12 Easy Steps for Boosting Your Organizational Protection Against Malware
a. Install an Antivirus program and ensure that it is always up-to date.
b. Install a firewall – either hardware or software – to deny access to your network/computer from locations outside of your gateway. Most operating systems offer a built-in software firewall; ensure that it’s turned on and stays on.
- Keep everything updated. Make sure that your entire computing environment is fully patched:
• Operating system
• Applications such as Adobe Acrobat and Reader
• Browser plugins such as Adobe Flash, etc.
• Other applications that access the web
Most applications can periodically check for updates automatically; ensure that this feature is enabled.
- Use a Non-Admin Account. If you normally run your Windows machine with an account that has administrative privileges, it also means that malicious activity on your session can use those same privileges – letting an attacker do anything they want to your system. Therefore, it is strongly recommended to create an account that does not have admin privileges enabled, and use that for day-to-day operations.

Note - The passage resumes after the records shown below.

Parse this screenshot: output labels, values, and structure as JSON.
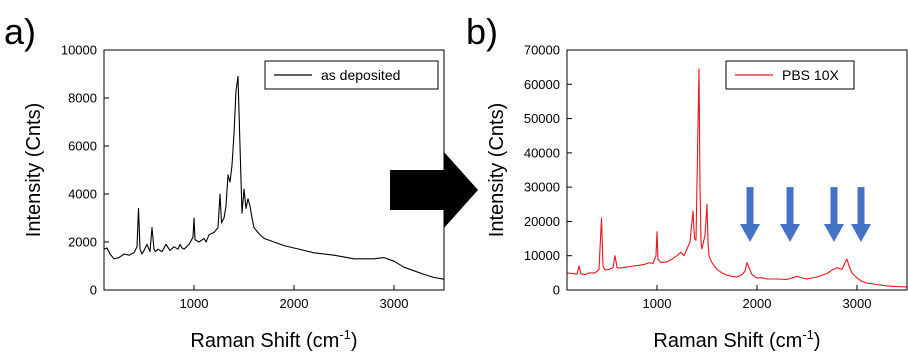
{
  "panels": {
    "a": {
      "label": "a)"
    },
    "b": {
      "label": "b)"
    }
  },
  "chart_data": [
    {
      "type": "line",
      "panel": "a)",
      "xlabel_main": "Raman Shift (cm",
      "xlabel_sup": "-1",
      "xlabel_end": ")",
      "ylabel": "Intensity (Cnts)",
      "xlim": [
        100,
        3500
      ],
      "ylim": [
        0,
        10000
      ],
      "xticks": [
        1000,
        2000,
        3000
      ],
      "xtick_labels": [
        "1000",
        "2000",
        "3000"
      ],
      "yticks": [
        0,
        2000,
        4000,
        6000,
        8000,
        10000
      ],
      "ytick_labels": [
        "0",
        "2000",
        "4000",
        "6000",
        "8000",
        "10000"
      ],
      "grid": false,
      "legend_position": "top-right",
      "series": [
        {
          "name": "as deposited",
          "color": "#000000",
          "x": [
            100,
            130,
            160,
            200,
            250,
            300,
            350,
            400,
            430,
            445,
            460,
            480,
            500,
            530,
            560,
            580,
            600,
            615,
            640,
            680,
            720,
            760,
            800,
            840,
            860,
            880,
            900,
            950,
            990,
            1000,
            1010,
            1050,
            1100,
            1120,
            1150,
            1200,
            1240,
            1260,
            1275,
            1300,
            1320,
            1340,
            1360,
            1380,
            1400,
            1420,
            1440,
            1460,
            1480,
            1500,
            1520,
            1540,
            1560,
            1580,
            1600,
            1650,
            1700,
            1800,
            1900,
            2000,
            2100,
            2200,
            2400,
            2600,
            2800,
            2900,
            3000,
            3100,
            3200,
            3300,
            3400,
            3500
          ],
          "y": [
            1700,
            1750,
            1500,
            1300,
            1350,
            1500,
            1450,
            1550,
            1800,
            3400,
            1700,
            1500,
            1650,
            1900,
            1600,
            2600,
            1700,
            1600,
            1700,
            1600,
            1900,
            1650,
            1800,
            1700,
            1900,
            1750,
            1700,
            1900,
            2200,
            3000,
            2100,
            2000,
            2150,
            2000,
            2300,
            2400,
            2600,
            4000,
            2800,
            3000,
            3500,
            4800,
            4500,
            5200,
            6500,
            8300,
            8900,
            6000,
            3200,
            4200,
            3400,
            3800,
            3500,
            3000,
            2600,
            2350,
            2150,
            2000,
            1850,
            1750,
            1650,
            1550,
            1450,
            1300,
            1300,
            1350,
            1200,
            950,
            800,
            650,
            520,
            450
          ]
        }
      ]
    },
    {
      "type": "line",
      "panel": "b)",
      "xlabel_main": "Raman Shift (cm",
      "xlabel_sup": "-1",
      "xlabel_end": ")",
      "ylabel": "Intensity (Cnts)",
      "xlim": [
        100,
        3500
      ],
      "ylim": [
        0,
        70000
      ],
      "xticks": [
        1000,
        2000,
        3000
      ],
      "xtick_labels": [
        "1000",
        "2000",
        "3000"
      ],
      "yticks": [
        0,
        10000,
        20000,
        30000,
        40000,
        50000,
        60000,
        70000
      ],
      "ytick_labels": [
        "0",
        "10000",
        "20000",
        "30000",
        "40000",
        "50000",
        "60000",
        "70000"
      ],
      "grid": false,
      "legend_position": "top-right",
      "annotations": {
        "type": "arrows",
        "color": "#4472c4",
        "x_positions": [
          1930,
          2330,
          2770,
          3040
        ],
        "tip_y": 14000,
        "tail_y": 30000
      },
      "series": [
        {
          "name": "PBS 10X",
          "color": "#e8161e",
          "x": [
            100,
            150,
            200,
            220,
            240,
            280,
            320,
            380,
            420,
            445,
            460,
            480,
            520,
            560,
            580,
            600,
            620,
            660,
            700,
            760,
            820,
            880,
            920,
            960,
            990,
            1000,
            1010,
            1040,
            1100,
            1150,
            1200,
            1240,
            1270,
            1300,
            1330,
            1360,
            1375,
            1390,
            1405,
            1420,
            1430,
            1440,
            1450,
            1465,
            1480,
            1500,
            1510,
            1520,
            1540,
            1560,
            1600,
            1650,
            1700,
            1750,
            1800,
            1850,
            1880,
            1900,
            1920,
            1950,
            2000,
            2050,
            2100,
            2200,
            2300,
            2350,
            2400,
            2450,
            2500,
            2600,
            2700,
            2750,
            2800,
            2850,
            2880,
            2900,
            2920,
            2950,
            3000,
            3050,
            3100,
            3200,
            3300,
            3400,
            3500
          ],
          "y": [
            5000,
            4800,
            4600,
            7000,
            4700,
            4500,
            5000,
            5000,
            6000,
            21000,
            7000,
            5800,
            6000,
            6500,
            10000,
            6600,
            6400,
            6500,
            6700,
            7000,
            7200,
            7500,
            8000,
            7700,
            10000,
            17000,
            9000,
            8000,
            8200,
            9000,
            10000,
            11000,
            10000,
            12000,
            14000,
            23000,
            15000,
            14500,
            40000,
            64500,
            30000,
            14000,
            12000,
            14000,
            16000,
            25000,
            14000,
            10000,
            8500,
            7500,
            6000,
            5000,
            4300,
            4000,
            3800,
            4500,
            5500,
            8000,
            6500,
            4500,
            3500,
            3600,
            3200,
            3200,
            3100,
            3500,
            4000,
            3500,
            3200,
            3800,
            4800,
            5800,
            6500,
            6000,
            8000,
            9000,
            7000,
            5000,
            3500,
            2500,
            2000,
            1600,
            1200,
            1000,
            900
          ]
        }
      ]
    }
  ]
}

- Use passphrases, not passwords. In other words, don’t use just alphabetic characters. Use a combination of upper and lower case characters, numbers, and special symbols. Take a look at how long it would take for a single desktop PC to crack different kinds of passwords:
Password Contents Length=8 Length=10 Lower case characters 13 minutes 6 days Lower and upper case characters 2 days 18 years Lower and upper case characters
10 days 106 years All of the above plus special symbols 57 days 928 years
Password Padding – Many people use their favorite pet’s name as a password – that’s a terrible idea! However, by padding that name with easily-remembered numbers and symbols, the password can be transformed to become extremely hard to crack. Let’s start with the name “Sophie” (upper case S, lower case “ophie”) and build on that:
Password Time to Crack Sophie Less than one second Sophie*1 57 days -Sophie*1- 928 years –Sophie*1– Five million years —Sophie*1— 32 billion years
You can see that by padding a name with easily remembered numbers and repeated special characters, the password’s strength can be improved tremendously.
- Stop and think before you click on links or open attachments in emails. Don’t open suspicious emails attachments directly – save them and then have your antivirus tool scan them . Don’t click on links in emails requesting your personal details. Always sign out when you’ve finished reading your email. You should treat all emails as suspicious – even an email from a friend may be infected.
- Turn off/Rename/Password protect the Guest account if your operating system comes with one, as is the case with most versions of Windows.
- Turn off auto-play and auto-run. These are off by default in more recent versions of Windows, but you should still check to verify that they’re still disabled.
- Disable “File Sharing”
- Secure your wireless network. If you are using a wireless router/modem, change the default administrator password to something robust as discussed above. Use WPA or WPA2 encryption – WEP is an older standard and is no longer considered secure. Also, disable the router’s ability to be administrated from its WAN side. Refer to your router/modem manual for further details.
- Take care with shortened URLs. URL Shortening services such as bit.ly and TinyURL can mask the actual destination site, with the result being that your browser could be directed to a malicious site without you knowing it until it’s too late. Some URL shortener services allow you to preview the actual URL before going there – avoid using services that do not support this.
- Watch for odd file extensions such as used in “help.txt.vb” and “mother.jpg.exe”. While .txt and .jpg are usually benign extensions, your system will usually only recognize the last extension – .vb or .exe – which will then run and potentially infect your system.